Ontem, o general Braga Netto, interventor da segurança no Rio de Janeiro, convocou uma entrevista coletiva para, pela primeira vez, falar sobre a tal intervenção. Há muitas dúvidas, questionamentos, perguntas que o povo quer fazer e que, eventualmente, algum dos jornalistas ali presentes poderia ser o porta-voz. Mas foi uma “entrevista” controlada pelo entrevistado, onde as perguntas teriam que ser enviadas com antecedência. Depois, em uma sala tipo “secreta”, foram previamente selecionadas as perguntas que seriam respondidas. Ao todo foram 16 e, com menos de 25 minutos de “entrevista”, a mesma foi finalizada.

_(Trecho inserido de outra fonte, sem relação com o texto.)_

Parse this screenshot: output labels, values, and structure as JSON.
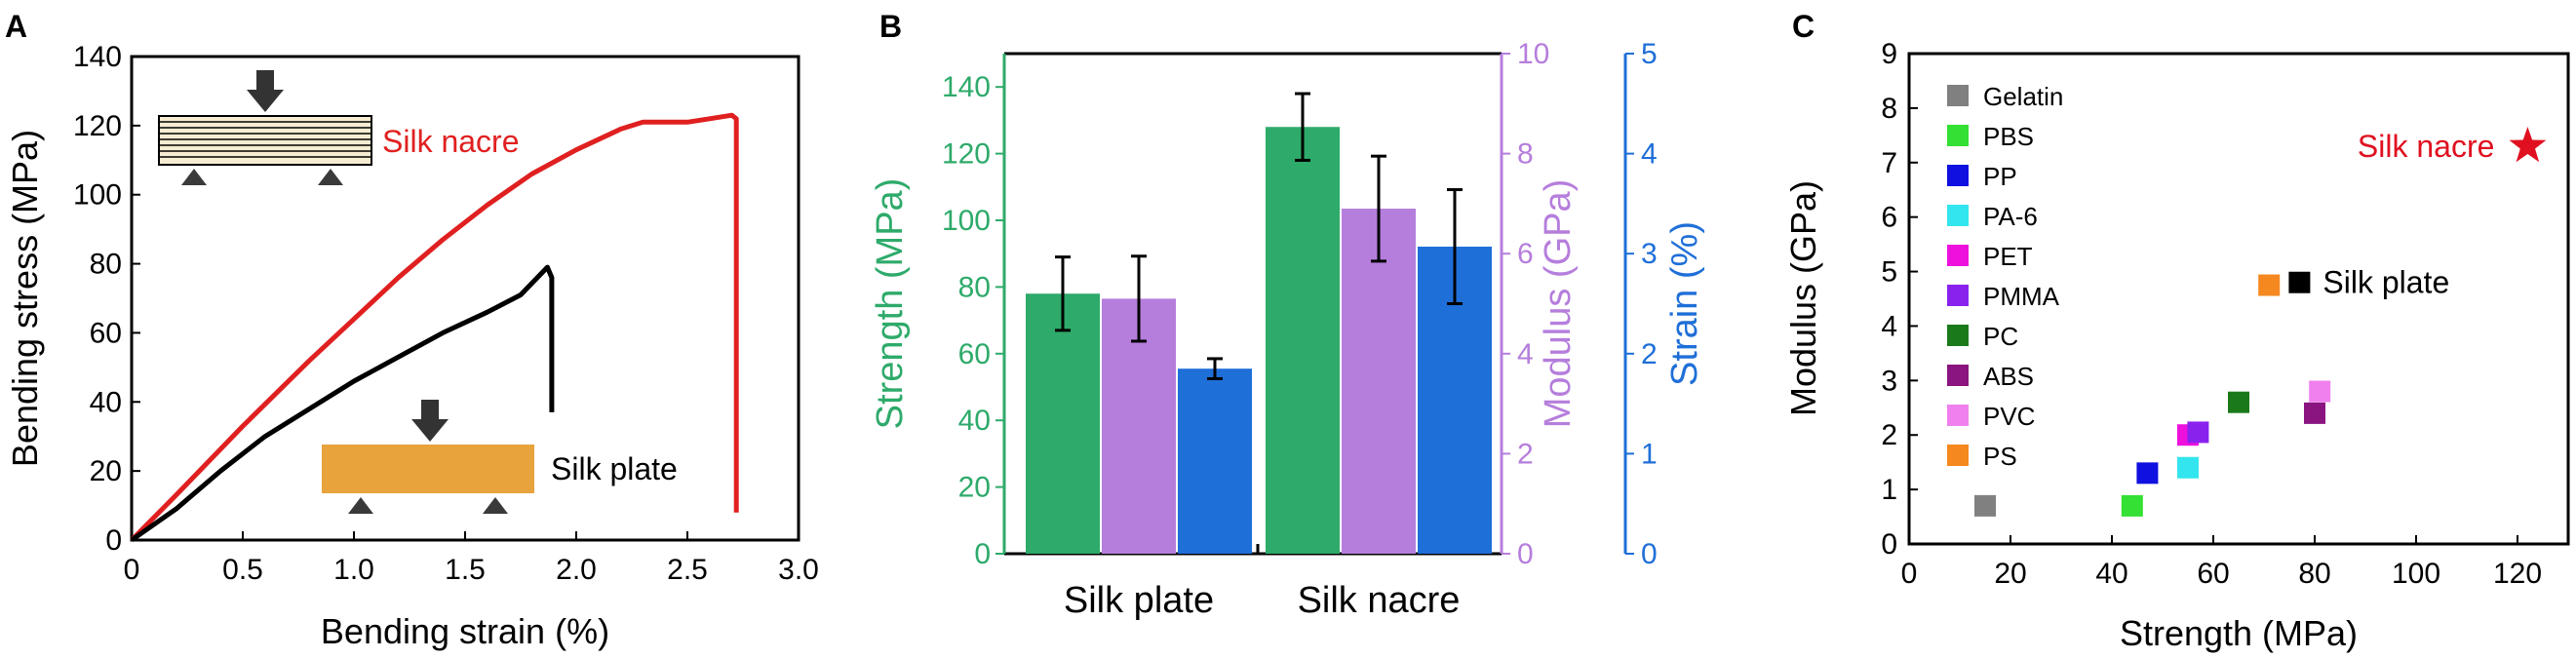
{
  "chart_data": [
    {
      "type": "line",
      "panel_label": "A",
      "xlabel": "Bending strain (%)",
      "ylabel": "Bending stress (MPa)",
      "xlim": [
        0,
        3.0
      ],
      "ylim": [
        0,
        140
      ],
      "xticks": [
        "0",
        "0.5",
        "1.0",
        "1.5",
        "2.0",
        "2.5",
        "3.0"
      ],
      "yticks": [
        "0",
        "20",
        "40",
        "60",
        "80",
        "100",
        "120",
        "140"
      ],
      "series": [
        {
          "name": "Silk nacre",
          "color": "#e02020",
          "points": [
            [
              0,
              0
            ],
            [
              0.2,
              13
            ],
            [
              0.5,
              33
            ],
            [
              0.8,
              52
            ],
            [
              1.0,
              64
            ],
            [
              1.2,
              76
            ],
            [
              1.4,
              87
            ],
            [
              1.6,
              97
            ],
            [
              1.8,
              106
            ],
            [
              2.0,
              113
            ],
            [
              2.2,
              119
            ],
            [
              2.3,
              121
            ],
            [
              2.5,
              121
            ],
            [
              2.6,
              122
            ],
            [
              2.7,
              123
            ],
            [
              2.72,
              122
            ],
            [
              2.72,
              8
            ]
          ]
        },
        {
          "name": "Silk plate",
          "color": "#000000",
          "points": [
            [
              0,
              0
            ],
            [
              0.2,
              9
            ],
            [
              0.4,
              20
            ],
            [
              0.6,
              30
            ],
            [
              0.8,
              38
            ],
            [
              1.0,
              46
            ],
            [
              1.2,
              53
            ],
            [
              1.4,
              60
            ],
            [
              1.6,
              66
            ],
            [
              1.75,
              71
            ],
            [
              1.87,
              79
            ],
            [
              1.89,
              76
            ],
            [
              1.89,
              37
            ]
          ]
        }
      ]
    },
    {
      "type": "bar",
      "panel_label": "B",
      "categories": [
        "Silk plate",
        "Silk nacre"
      ],
      "series": [
        {
          "name": "Strength",
          "axis": "Strength (MPa)",
          "color": "#2eaa6a",
          "values": [
            78,
            128
          ],
          "errors": [
            11,
            10
          ]
        },
        {
          "name": "Modulus",
          "axis": "Modulus (GPa)",
          "color": "#b57edc",
          "values": [
            5.1,
            6.9
          ],
          "errors": [
            0.85,
            1.05
          ]
        },
        {
          "name": "Strain",
          "axis": "Strain (%)",
          "color": "#1f6fd8",
          "values": [
            1.85,
            3.07
          ],
          "errors": [
            0.1,
            0.57
          ]
        }
      ],
      "axes": {
        "strength": {
          "label": "Strength (MPa)",
          "ylim": [
            0,
            150
          ],
          "ticks": [
            "0",
            "20",
            "40",
            "60",
            "80",
            "100",
            "120",
            "140"
          ]
        },
        "modulus": {
          "label": "Modulus (GPa)",
          "ylim": [
            0,
            10
          ],
          "ticks": [
            "0",
            "2",
            "4",
            "6",
            "8",
            "10"
          ]
        },
        "strain": {
          "label": "Strain (%)",
          "ylim": [
            0,
            5
          ],
          "ticks": [
            "0",
            "1",
            "2",
            "3",
            "4",
            "5"
          ]
        }
      }
    },
    {
      "type": "scatter",
      "panel_label": "C",
      "xlabel": "Strength (MPa)",
      "ylabel": "Modulus (GPa)",
      "xlim": [
        0,
        130
      ],
      "ylim": [
        0,
        9
      ],
      "xticks": [
        "0",
        "20",
        "40",
        "60",
        "80",
        "100",
        "120"
      ],
      "yticks": [
        "0",
        "1",
        "2",
        "3",
        "4",
        "5",
        "6",
        "7",
        "8",
        "9"
      ],
      "points": [
        {
          "name": "Gelatin",
          "x": 15,
          "y": 0.7,
          "color": "#808080"
        },
        {
          "name": "PBS",
          "x": 44,
          "y": 0.7,
          "color": "#33e033"
        },
        {
          "name": "PP",
          "x": 47,
          "y": 1.3,
          "color": "#1010e0"
        },
        {
          "name": "PA-6",
          "x": 55,
          "y": 1.4,
          "color": "#33e5ee"
        },
        {
          "name": "PET",
          "x": 55,
          "y": 2.0,
          "color": "#ee11dd"
        },
        {
          "name": "PMMA",
          "x": 57,
          "y": 2.05,
          "color": "#8a22ee"
        },
        {
          "name": "PC",
          "x": 65,
          "y": 2.6,
          "color": "#1a7a1a"
        },
        {
          "name": "ABS",
          "x": 80,
          "y": 2.4,
          "color": "#8a1480"
        },
        {
          "name": "PVC",
          "x": 81,
          "y": 2.8,
          "color": "#f080ee"
        },
        {
          "name": "PS",
          "x": 71,
          "y": 4.75,
          "color": "#f5881f"
        },
        {
          "name": "Silk plate",
          "x": 77,
          "y": 4.8,
          "color": "#000000",
          "label": "Silk plate"
        },
        {
          "name": "Silk nacre",
          "x": 122,
          "y": 7.3,
          "color": "#e01020",
          "shape": "star",
          "label": "Silk nacre"
        }
      ],
      "legend": [
        "Gelatin",
        "PBS",
        "PP",
        "PA-6",
        "PET",
        "PMMA",
        "PC",
        "ABS",
        "PVC",
        "PS"
      ]
    }
  ]
}
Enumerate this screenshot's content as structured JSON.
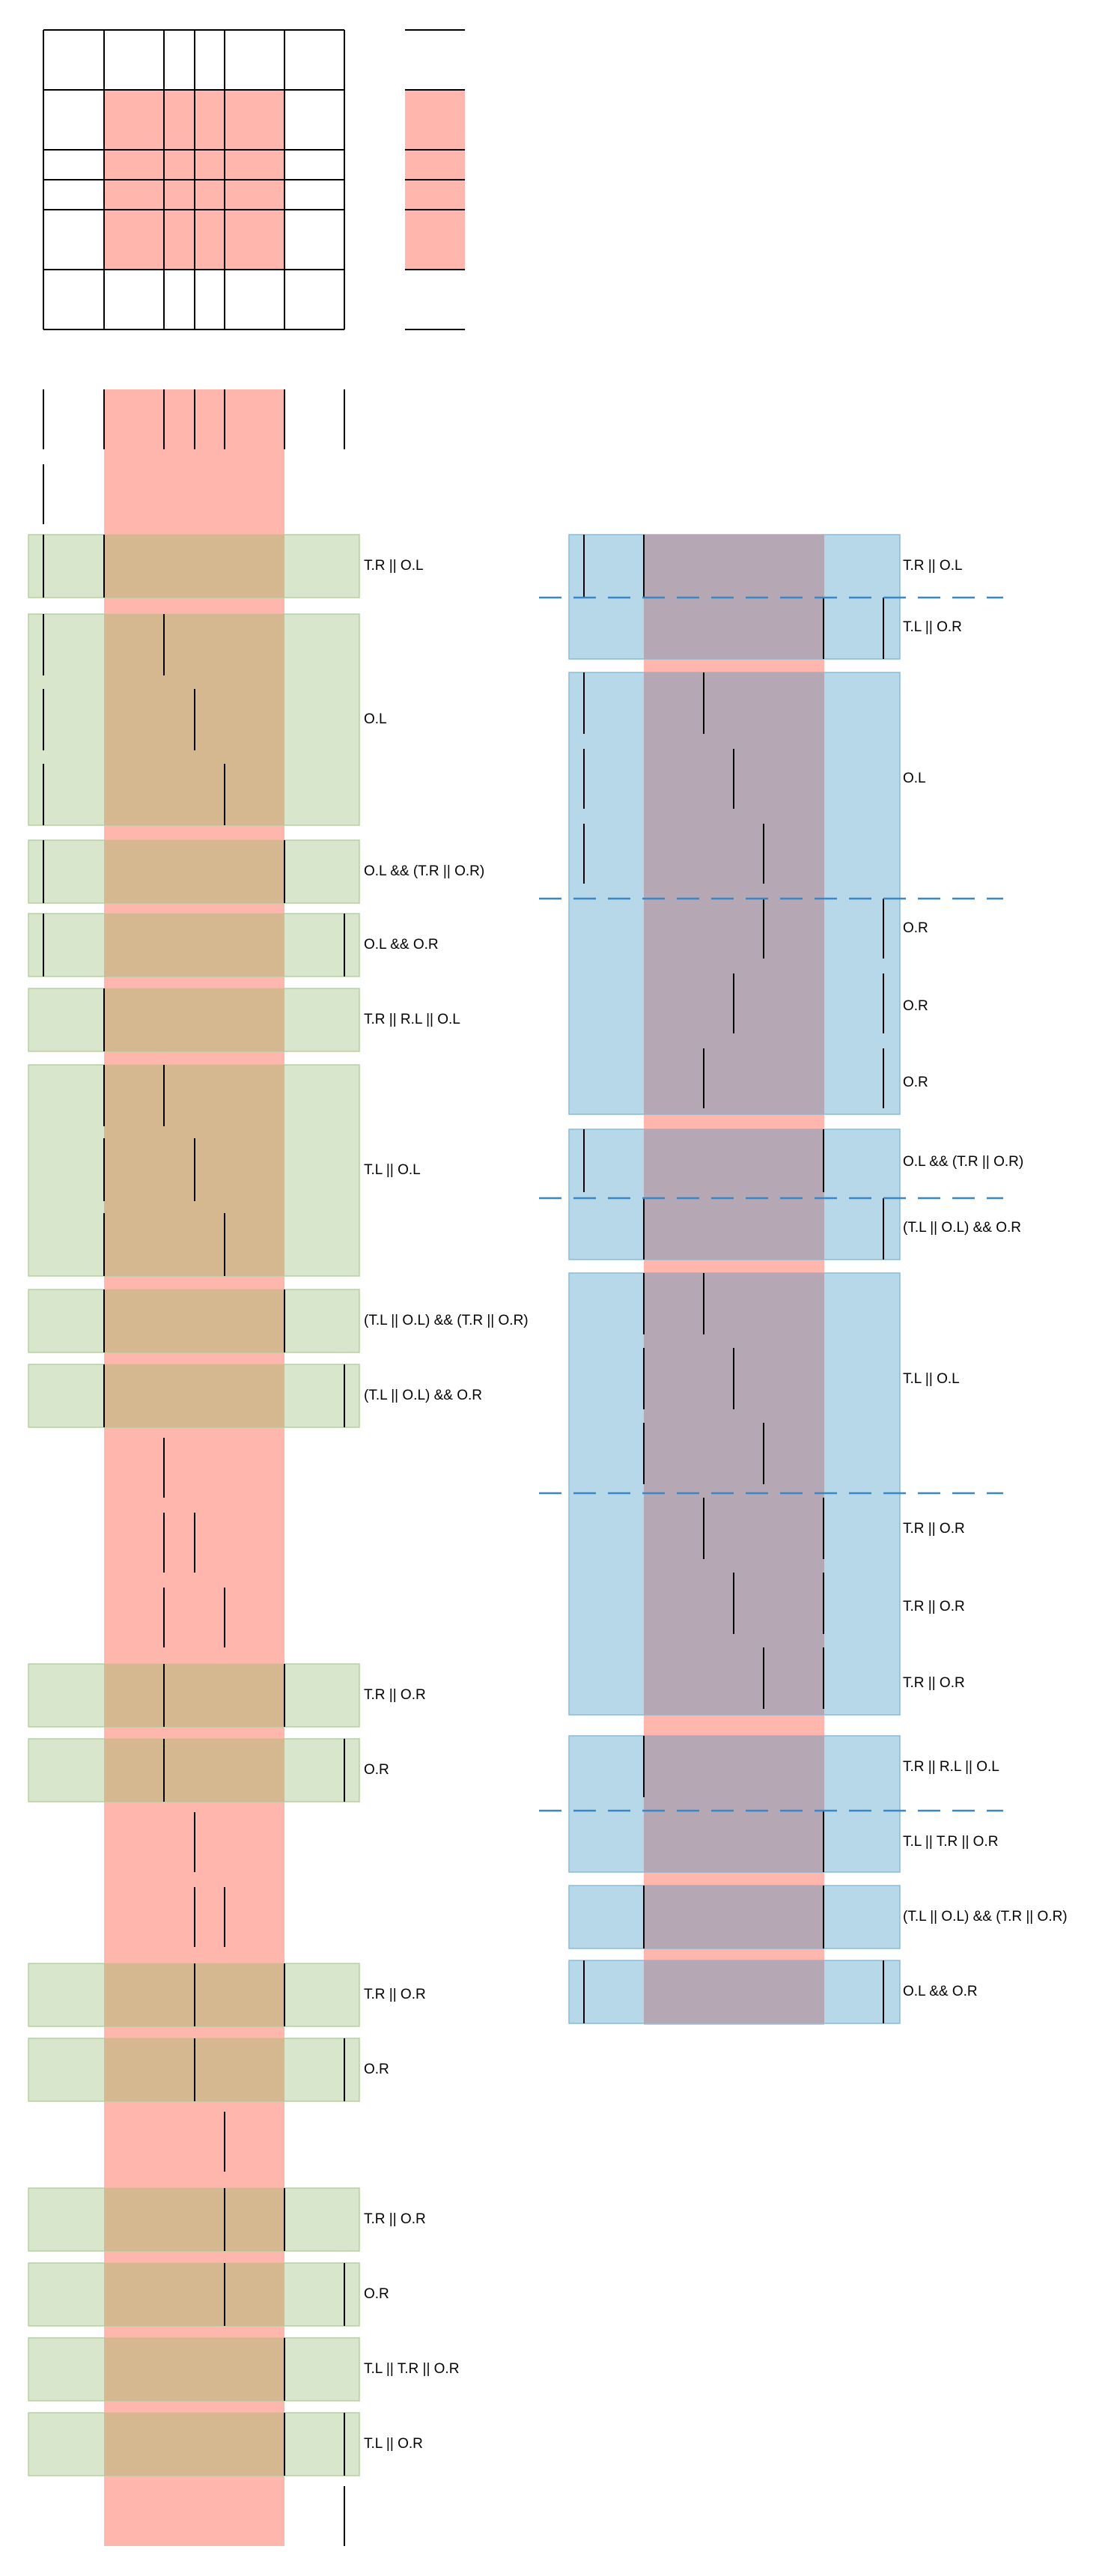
{
  "colors": {
    "highlight_red": "#ffb6ad",
    "overlap_green": "#d8e6cc",
    "overlap_green_edge": "#b5d1a0",
    "overlap_blue": "#b6d8e8",
    "overlap_blue_edge": "#87bcd9",
    "overlap_mixed_left": "#d6b890",
    "overlap_mixed_right": "#b5a8b4",
    "divider_dash": "#3a87c8",
    "line": "#000000"
  },
  "left_column": {
    "labels": [
      "T.R || O.L",
      "O.L",
      "O.L && (T.R || O.R)",
      "O.L && O.R",
      "T.R || R.L || O.L",
      "T.L || O.L",
      "(T.L || O.L) && (T.R || O.R)",
      "(T.L || O.L) && O.R",
      "T.R || O.R",
      "O.R",
      "T.R || O.R",
      "O.R",
      "T.R || O.R",
      "O.R",
      "T.L || T.R || O.R",
      "T.L || O.R"
    ]
  },
  "right_column": {
    "labels": [
      "T.R || O.L",
      "T.L || O.R",
      "O.L",
      "O.R",
      "O.R",
      "O.R",
      "O.L && (T.R || O.R)",
      "(T.L || O.L) && O.R",
      "T.L || O.L",
      "T.R || O.R",
      "T.R || O.R",
      "T.R || O.R",
      "T.R || R.L || O.L",
      "T.L || T.R || O.R",
      "(T.L || O.L) && (T.R || O.R)",
      "O.L && O.R"
    ]
  }
}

Seria perfeitamente compreensível se o general afirmasse, por meio de uma nota, que não iria se pronunciar por motivos estratégicos. Bastaria dizer que não é momento para se falar. Que qualquer pronunciamento poderia facilitar a bandidagem. Se procedesse assim, o general não frustraria ninguém. Eu mesmo fiquei assistindo à entrevista na expectativa de que algum jornalista fizesse questionamentos que são meus e de muitos como, por exemplo: “haverá ocupação das comunidades?”; “os fichamentos continuarão?”; “os moradores de área ricas também serão fichados?”; “qual o custo de toda essa intervenção e que resultados poderão ser notados a curto e médio prazos?”

Foi uma entrevista “cartesiana”, com tudo previamente estabelecido, sob total controle de quem deveria dar as respostas. E sem direito a interrupção. A decretação brusca do final da “entrevista” gerou um burburinho entre os jornalistas presentes, que foi bem percebido pelo general-interventor que, após sua pantomima, ainda advertiu os presentes dizendo: ” Senhores, no grito não funciona!”

Concordo, general. Que ninguém ganhe nada no grito. Você sabe muito bem quem, historicamente, ganhou as coisas no grito. E esperamos que, dessa vez, não seja a bandidagem.